The Heritage Museum Collection Anguilla was begun by Colville Petty, OBE (Order of the British Empire), a noted historian who has written several books on the island’s history. He has spent his life collecting a rich tapestry of artifacts, photographs, and other pieces that reach as far back as the original Arawak indigenous people who were living here when Christopher Columbus arrived in 1492 on his search for a sea passage to China and India. For his efforts in collecting and preserving these items in his historical museum in Anguilla he was awarded the OBE by Queen Elizabeth II of England.
The Heritage Museum Collection Anguilla is located in the village of East End, on the far eastern tip of the island, only about 2.5 miles south of Shoal Bay Beach. It is open every day except Sunday, and there is a small gift store where you can do some shopping for souvenirs of your holidays, including Mr. Petty’s books. There are few hotels on this part of the island, but you can find a number of charming vacation rentals.

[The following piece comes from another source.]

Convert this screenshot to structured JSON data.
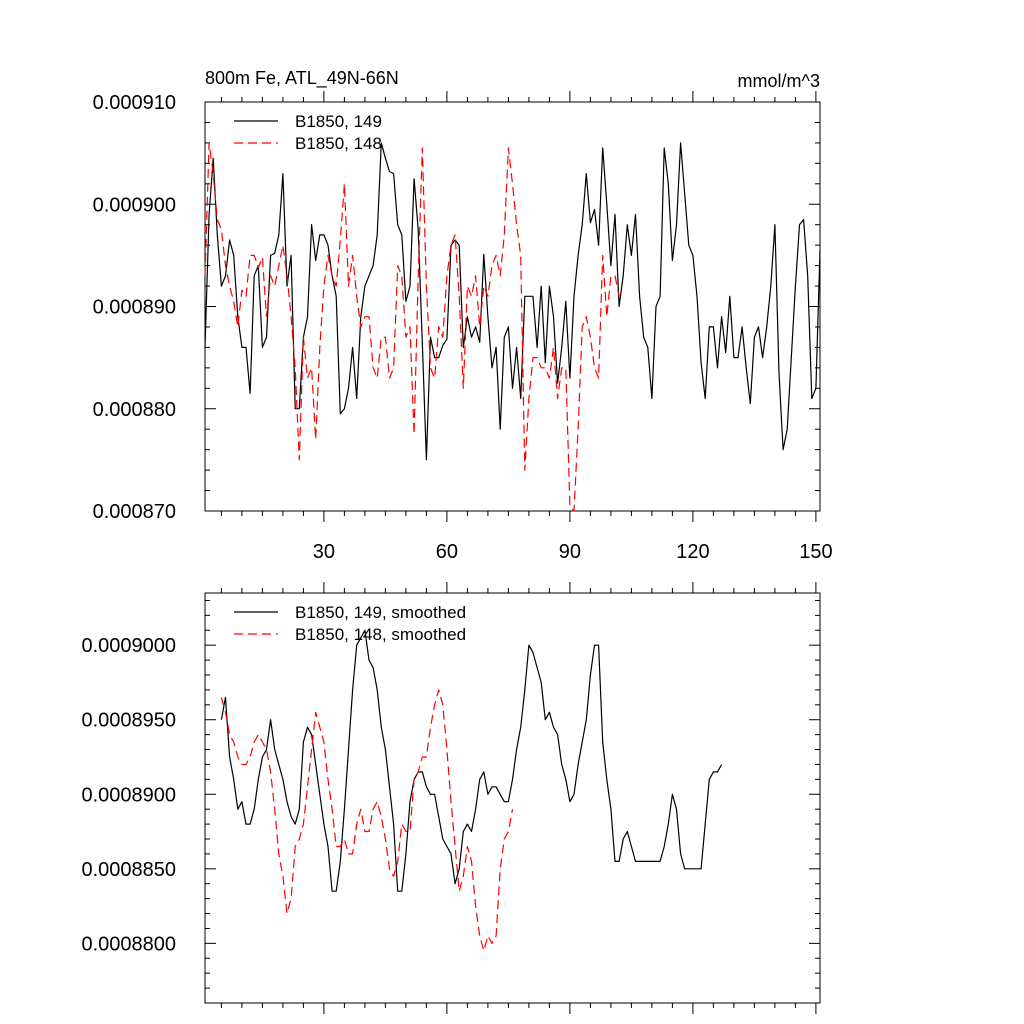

Items you can browse in the Anguilla museum include archaeological finds and everyday implements of the indigenous people and later settlers. There is an extensive collection of items from the fishing and boat building industries that have always been important to the island, as well as the salt producing industries concentrated around the many salt ponds on the island. Today the Heritage Historical Museum in Anguilla sits across the street from one of these ponds that provides a delicate and fragile ecosystem that shelters a wide variety of bird life, mangrove forests, and marshy swamps. More collections chronicle the slave period, when sugar plantations filled most every arable space on the island.
One of the highlights of the Heritage Historical Museum in Anguilla is an impressive collection of artifacts and documents from the two rebellions (in 1967 and 1969) that culminated in the island enjoying a brief period of independence and self-government before becoming a British Overseas Territory in 1980. With that status, it joins other similar territories such as Bermuda, the British Virgin Island, Gibraltar, and the Falkland Islands off the coast of Argentina.
If you plan to visit this fascinating Anguilla Museum attraction during your vacations, you will find it is well worthwhile, and will add a depth of understanding about the beautiful place you have come to visit. This island is rich in natural beauty, but there are few sites of historical interest. This museum and the Wallblake House (one of the most complete slave era plantations in the Caribbean) in The Valley, are two of the few historical sites. Because of the lack of hotels, the beaches in this area are pristine and nearly deserted. If you plan to visit in car rentals, it’s recommended that you get a four-wheel drive. The nearest beach is Mimi’s Bay, beautiful and romantic. Because it’s an Atlantic-facing beach, the water can be choppy and novice swimmers should use caution.